What sucks is all I feel is fucking dead,
But don't mistake me for a complaining sod.
I haven't cared about myself for, whew,
Over a decade has passed since my bow.
I bowed and bid feelings away til they were a smudge.
/I'm NUMB!
Numb to caring about myself whatsoever!
Numb to the pain of heartbreak!
Numb to the crippling depression! (Sometimes)
Numb to undying anxiety! (Not really)
It's all thanks to my mind fucking shattering!
My emotions will get the better of me eventually,
But for now I'd like for them to numb til I'm okay./
I've been beaten and broken into so many pieces,
I don't know how to truly love another soul.
I can care and care and want to protect you,
But I will never be able to fall in love it seems.

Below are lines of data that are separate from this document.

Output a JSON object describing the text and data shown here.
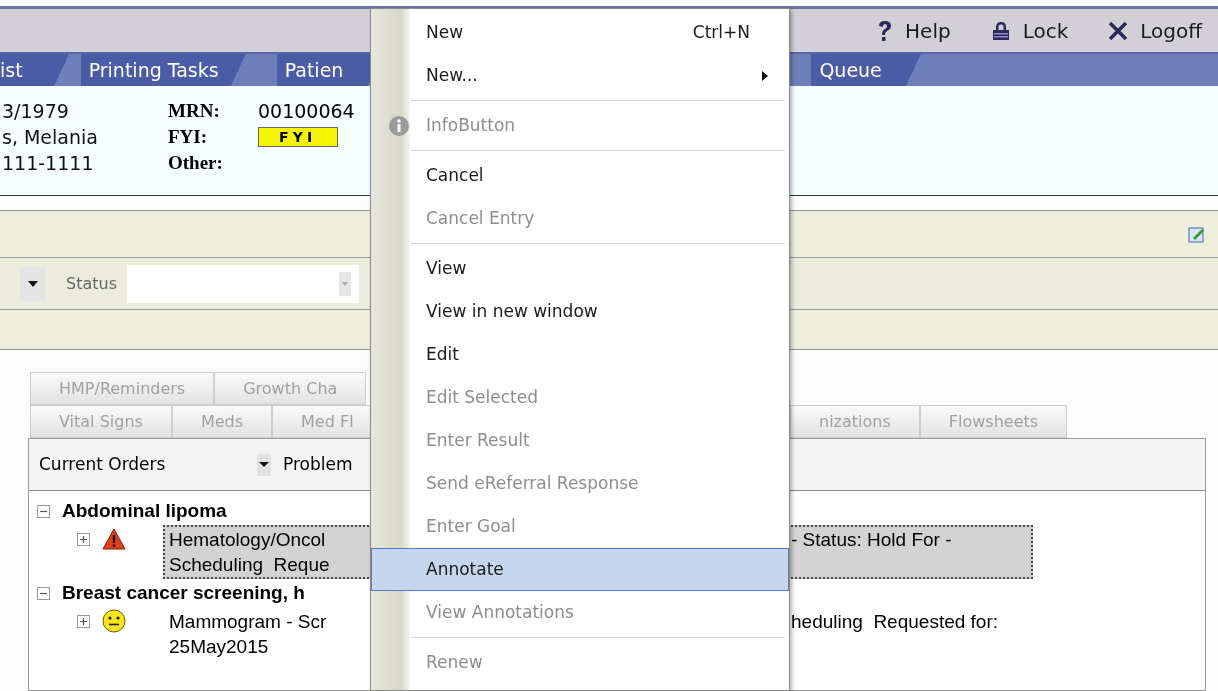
{
  "toolbar": {
    "buttons": [
      {
        "kind": "help",
        "label": "Help"
      },
      {
        "kind": "lock",
        "label": "Lock"
      },
      {
        "kind": "logoff",
        "label": "Logoff"
      }
    ]
  },
  "nav_tabs": {
    "left": [
      "ist",
      "Printing Tasks",
      "Patien"
    ],
    "right": [
      "Queue"
    ]
  },
  "patient_banner": {
    "details": [
      "3/1979",
      "s, Melania",
      "111-1111"
    ],
    "fields": [
      {
        "label": "MRN:",
        "value": "00100064"
      },
      {
        "label": "FYI:",
        "badge": "FYI"
      },
      {
        "label": "Other:"
      }
    ]
  },
  "filter": {
    "label": "Status"
  },
  "view_tabs": {
    "rows": [
      {
        "left": [
          "HMP/Reminders",
          "Growth Cha"
        ],
        "right": []
      },
      {
        "left": [
          "Vital Signs",
          "Meds",
          "Med Fl"
        ],
        "right": [
          "nizations",
          "Flowsheets"
        ]
      }
    ]
  },
  "orders_panel": {
    "view": "Current Orders",
    "problem_label": "Problem",
    "problems": [
      {
        "title": "Abdominal lipoma",
        "expanded": true,
        "children": [
          {
            "kind": "warning",
            "expanded": false,
            "selected": true,
            "text_left": [
              "Hematology/Oncol",
              "Scheduling  Reque"
            ],
            "text_right": [
              "- Status: Hold For -"
            ]
          }
        ]
      },
      {
        "title": "Breast cancer screening, h",
        "expanded": true,
        "children": [
          {
            "kind": "neutral-face",
            "expanded": false,
            "selected": false,
            "text_left": [
              "Mammogram - Scr",
              "25May2015"
            ],
            "text_right": [
              "heduling  Requested for:"
            ]
          }
        ]
      }
    ]
  },
  "context_menu": {
    "items": [
      {
        "kind": "item",
        "label": "New",
        "shortcut": "Ctrl+N",
        "submenu": false,
        "disabled": false,
        "selected": false
      },
      {
        "kind": "item",
        "label": "New...",
        "submenu": true,
        "disabled": false,
        "selected": false
      },
      {
        "kind": "separator"
      },
      {
        "kind": "info-item",
        "label": "InfoButton",
        "submenu": false,
        "disabled": true,
        "selected": false
      },
      {
        "kind": "separator"
      },
      {
        "kind": "item",
        "label": "Cancel",
        "submenu": false,
        "disabled": false,
        "selected": false
      },
      {
        "kind": "item",
        "label": "Cancel Entry",
        "submenu": false,
        "disabled": true,
        "selected": false
      },
      {
        "kind": "separator"
      },
      {
        "kind": "item",
        "label": "View",
        "submenu": false,
        "disabled": false,
        "selected": false
      },
      {
        "kind": "item",
        "label": "View in new window",
        "submenu": false,
        "disabled": false,
        "selected": false
      },
      {
        "kind": "item",
        "label": "Edit",
        "submenu": false,
        "disabled": false,
        "selected": false
      },
      {
        "kind": "item",
        "label": "Edit Selected",
        "submenu": false,
        "disabled": true,
        "selected": false
      },
      {
        "kind": "item",
        "label": "Enter Result",
        "submenu": false,
        "disabled": true,
        "selected": false
      },
      {
        "kind": "item",
        "label": "Send eReferral Response",
        "submenu": false,
        "disabled": true,
        "selected": false
      },
      {
        "kind": "item",
        "label": "Enter Goal",
        "submenu": false,
        "disabled": true,
        "selected": false
      },
      {
        "kind": "item",
        "label": "Annotate",
        "submenu": false,
        "disabled": false,
        "selected": true
      },
      {
        "kind": "item",
        "label": "View Annotations",
        "submenu": false,
        "disabled": true,
        "selected": false
      },
      {
        "kind": "separator"
      },
      {
        "kind": "item",
        "label": "Renew",
        "submenu": false,
        "disabled": true,
        "selected": false
      }
    ]
  }
}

I blame this emptiness in my heart,
For I can never fucking fill the void!
This is a hell I cannot avoid,
And I feel my life becoming shorter!
/CHORUS/
Come on now, brain, work with me here!
Come on, heart, start beating for me again!
I wanna go back to being a child,
An innocent being with no knowledge of the world,
But I can't fucking help this feeling anymore!
I feel like cutting myself down with sheets,
Or just hitting my head with a frying pan!
Why does this hell have to get so wild?
I'm tired of my mind going down in a swirl,
And sick of my heart feeling fucking sore!